You're probably not running a sendmail that understands mx records.  If
you are (sendmail 5.61 and later), then your sendmail.cf file probably
isn't configured correctly.  If it is correct, then you probably aren't 
using the domain name service.  If you are using dns, then it probably 
isn't set up correctly.  
-- 
                    Software longa, hardware brevis
Melinda Shore - Cornell Information Technologies - shore@theory.tn.cornell.edu

freese@dalvm41b.vnet.ibm.com ("Bradley T. Freese") (05/15/91)

johnk@locus.com (John Kim) writes:

> When I tried to invoke rsh on a machine in different network,
> I got error message "Permission Denied".
> There are .rhosts files in local and remote machines and
> entries are correct.  Also I can telnet to the remote machine with
> no problem.  Why can't I do rsh on the remote machine?
> This problem is not mentioned in the documention.
>
> Any clue?

The classic pitfalls in doing 'rsh', 'rcp', 'rlogin', and remote
printing all arise from bad hostname resolution.  In particular, the
worst culprit is reverse name resolution.  To check this, do the
following on *each* host:

1) For *every* other host, do "host <otherhost>".  You should get back
something like

    otherhost.domain.domain.domain is 99.99.99.99 ....

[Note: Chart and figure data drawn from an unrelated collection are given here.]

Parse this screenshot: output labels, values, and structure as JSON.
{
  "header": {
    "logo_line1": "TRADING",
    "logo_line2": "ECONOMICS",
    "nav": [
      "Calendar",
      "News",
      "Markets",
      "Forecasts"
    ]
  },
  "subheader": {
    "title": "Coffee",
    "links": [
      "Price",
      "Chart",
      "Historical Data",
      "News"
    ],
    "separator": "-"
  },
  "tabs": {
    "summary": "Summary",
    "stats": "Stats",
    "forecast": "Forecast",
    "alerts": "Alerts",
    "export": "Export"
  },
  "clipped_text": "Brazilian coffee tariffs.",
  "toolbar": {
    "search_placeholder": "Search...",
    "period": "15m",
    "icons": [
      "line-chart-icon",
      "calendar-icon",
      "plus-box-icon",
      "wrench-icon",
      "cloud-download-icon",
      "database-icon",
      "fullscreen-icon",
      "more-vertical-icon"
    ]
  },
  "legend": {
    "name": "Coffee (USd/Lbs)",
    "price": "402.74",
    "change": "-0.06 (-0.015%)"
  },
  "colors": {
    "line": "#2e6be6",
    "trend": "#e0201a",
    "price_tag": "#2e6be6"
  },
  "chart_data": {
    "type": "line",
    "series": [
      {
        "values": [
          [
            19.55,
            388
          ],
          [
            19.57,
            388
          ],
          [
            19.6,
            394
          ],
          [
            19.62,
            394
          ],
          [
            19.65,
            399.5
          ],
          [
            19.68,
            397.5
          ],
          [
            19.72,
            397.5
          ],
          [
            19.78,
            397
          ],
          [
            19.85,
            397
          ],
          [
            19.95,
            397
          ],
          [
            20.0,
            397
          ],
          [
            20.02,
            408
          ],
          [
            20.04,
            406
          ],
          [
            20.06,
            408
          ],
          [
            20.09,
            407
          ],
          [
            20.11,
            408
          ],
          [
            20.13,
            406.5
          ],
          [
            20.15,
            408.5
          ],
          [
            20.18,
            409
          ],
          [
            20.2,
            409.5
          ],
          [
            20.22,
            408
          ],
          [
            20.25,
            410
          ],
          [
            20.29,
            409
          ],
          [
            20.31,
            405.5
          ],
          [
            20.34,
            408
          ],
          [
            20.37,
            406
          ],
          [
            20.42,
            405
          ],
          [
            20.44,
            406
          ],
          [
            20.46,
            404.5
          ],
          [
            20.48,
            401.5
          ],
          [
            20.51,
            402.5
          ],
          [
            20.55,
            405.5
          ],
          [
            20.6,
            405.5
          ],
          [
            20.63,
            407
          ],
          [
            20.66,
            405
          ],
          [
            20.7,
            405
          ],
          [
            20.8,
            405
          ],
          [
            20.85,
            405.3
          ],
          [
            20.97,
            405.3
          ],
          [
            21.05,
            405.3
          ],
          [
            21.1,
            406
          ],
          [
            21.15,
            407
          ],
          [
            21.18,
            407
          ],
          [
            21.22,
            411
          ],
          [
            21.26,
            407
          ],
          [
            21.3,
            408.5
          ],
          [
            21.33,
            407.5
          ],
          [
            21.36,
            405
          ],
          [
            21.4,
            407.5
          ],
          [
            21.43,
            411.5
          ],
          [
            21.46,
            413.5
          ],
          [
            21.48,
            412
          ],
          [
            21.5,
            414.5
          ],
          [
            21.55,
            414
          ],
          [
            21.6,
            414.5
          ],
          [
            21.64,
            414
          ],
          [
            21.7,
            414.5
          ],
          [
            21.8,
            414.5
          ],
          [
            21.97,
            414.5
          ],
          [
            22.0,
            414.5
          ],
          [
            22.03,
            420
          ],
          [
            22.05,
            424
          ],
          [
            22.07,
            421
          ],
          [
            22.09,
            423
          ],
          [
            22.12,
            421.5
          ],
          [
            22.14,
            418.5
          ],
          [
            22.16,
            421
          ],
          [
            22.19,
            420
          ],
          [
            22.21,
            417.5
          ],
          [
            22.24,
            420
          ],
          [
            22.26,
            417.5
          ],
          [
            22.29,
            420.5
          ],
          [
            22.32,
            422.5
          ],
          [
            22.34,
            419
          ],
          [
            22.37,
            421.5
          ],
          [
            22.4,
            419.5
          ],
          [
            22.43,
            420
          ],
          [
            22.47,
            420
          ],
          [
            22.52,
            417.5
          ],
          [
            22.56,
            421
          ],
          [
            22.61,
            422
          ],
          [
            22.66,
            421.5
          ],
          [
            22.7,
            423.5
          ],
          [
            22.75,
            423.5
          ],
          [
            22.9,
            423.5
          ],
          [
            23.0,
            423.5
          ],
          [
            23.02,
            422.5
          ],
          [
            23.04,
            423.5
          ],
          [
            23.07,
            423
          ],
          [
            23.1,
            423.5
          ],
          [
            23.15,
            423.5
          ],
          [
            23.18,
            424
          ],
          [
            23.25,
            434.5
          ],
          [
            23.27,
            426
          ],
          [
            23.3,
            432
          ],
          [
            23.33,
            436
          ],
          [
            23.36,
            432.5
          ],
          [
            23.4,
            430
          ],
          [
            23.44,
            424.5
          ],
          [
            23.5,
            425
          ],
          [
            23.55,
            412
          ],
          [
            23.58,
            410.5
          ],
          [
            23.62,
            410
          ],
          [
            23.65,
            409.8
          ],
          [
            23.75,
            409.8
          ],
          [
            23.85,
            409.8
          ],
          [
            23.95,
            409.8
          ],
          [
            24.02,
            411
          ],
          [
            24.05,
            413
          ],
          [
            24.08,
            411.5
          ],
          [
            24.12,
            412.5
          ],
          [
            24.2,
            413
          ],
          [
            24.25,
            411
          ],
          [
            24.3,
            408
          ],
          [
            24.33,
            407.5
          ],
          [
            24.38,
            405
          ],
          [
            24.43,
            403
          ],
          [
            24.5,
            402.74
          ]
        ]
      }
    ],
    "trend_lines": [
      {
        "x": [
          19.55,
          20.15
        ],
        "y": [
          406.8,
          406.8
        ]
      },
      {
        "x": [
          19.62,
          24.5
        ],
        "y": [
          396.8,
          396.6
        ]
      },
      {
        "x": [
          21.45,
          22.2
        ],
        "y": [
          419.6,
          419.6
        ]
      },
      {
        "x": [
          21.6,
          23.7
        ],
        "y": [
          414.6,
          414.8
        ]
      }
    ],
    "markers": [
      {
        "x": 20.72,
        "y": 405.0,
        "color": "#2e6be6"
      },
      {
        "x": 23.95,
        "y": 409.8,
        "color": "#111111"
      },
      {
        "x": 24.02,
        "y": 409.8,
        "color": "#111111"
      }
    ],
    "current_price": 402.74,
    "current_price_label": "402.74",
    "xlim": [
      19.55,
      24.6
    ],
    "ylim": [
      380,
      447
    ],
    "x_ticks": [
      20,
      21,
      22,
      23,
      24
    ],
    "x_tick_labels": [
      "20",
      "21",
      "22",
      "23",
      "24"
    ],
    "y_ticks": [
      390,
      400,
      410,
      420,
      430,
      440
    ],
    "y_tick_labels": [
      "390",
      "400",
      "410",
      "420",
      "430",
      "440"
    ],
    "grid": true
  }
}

2) For *every* other host, do "host <otheraddress>", where <otheraddress>
is the address of the host.  You should get the same response as in 1).
If you don't (like "address 99.99.99.99 NOT FOUND"), your reverse name
resolution is not working.

Without working resolution, the r* daemons cannot identify the host
requesting the service, so it will deny permission.